Time for a spreadsheet I think.

Start with your stepper torque - this flows through to everything.

I have not purchased my stepper so this is what I need to figure out.  Here's my first stab at the computation:

1. Compute the load on the drive belt given carriage mass and acceleration.

2. Find appropriate belt and minimum drive gear diameter.  (See note1 below)

3. Compute drive gear torque as a function of drive gear diameter.  (drive gear is the gear driving the main coreXY belts)

4. Compute drive gear speed given drive gear diameter and target carriage speed.

5. Compute minimum reduction ratio given required precision and drive gear diameter. (See note2 below)

6. Compute minimum stepper torque given drive gear torque and reduction ratio

7. Compute required stepper speed given drive gear speed and reduction ratio.

8. Find suitable stepper given required torque and speed.

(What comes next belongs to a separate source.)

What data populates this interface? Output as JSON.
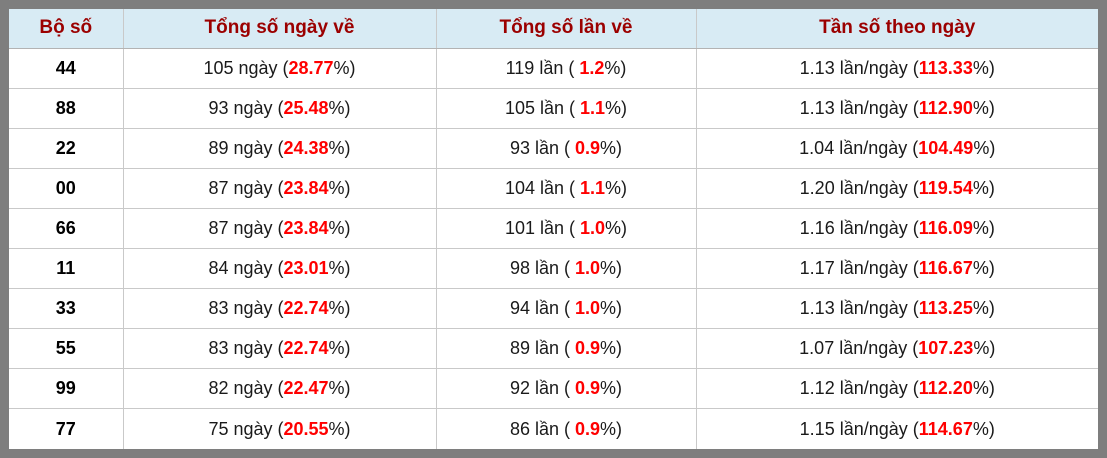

Hopefully can hit this with <45V (max on the 8825 stepper drivers).

• Note1: Not much point going larger since this forces an equivalent increase in the reduction ratio for constant precision so the stepper requirement doesn't change.

• Note2: I can increase the gear ratio for more precision and acceleration, but this puts a strain on the stepper top speed (i.e. voltage).

• Note3: I came across a web page that indicated that micro-stepping reduces a steppers available torque (to <10% for 16X micro stepping) so I guess I need to 10X the torque spec. (really?)

Time for a spreadsheet I think.

YES!

Start with your stepper torque - this flows through to everything.

Using this and the belt catalogue should get you to select an appropriate belt and pulley (this you need to iterate a bit until the pulley diameter, speed target, etc. settle).

Then the stepper torque and carriage/gantry masses should with a bit of Mr. Newton (F=ma) get you your max acceleration. I'd recommend allowing a margin here in reality.

Pick your max speed for print moves based on what the hotend can do in volume flow rate with typical settings.

Then you can look at some typical line lengths in a print (20-100mm say) and draw some trapezoidal curves with the chosen acceleration and max speed.

Note that at this point (prior to proper working extruder advance algorithms), the print quality on the accelerating part of the motion is poor, while it's most consistent on the constant-speed part of the curve. If you're accelerating for most of a path, it's going to be mostly messy.

You'll get some great quality prints by being able to turn up the acceleration (power and rigidity of the machine) while deliberately keeping the linear speed down (e.g. accepting longer print times, or by using a high-flow nozzle and big paths a la E3D volcano).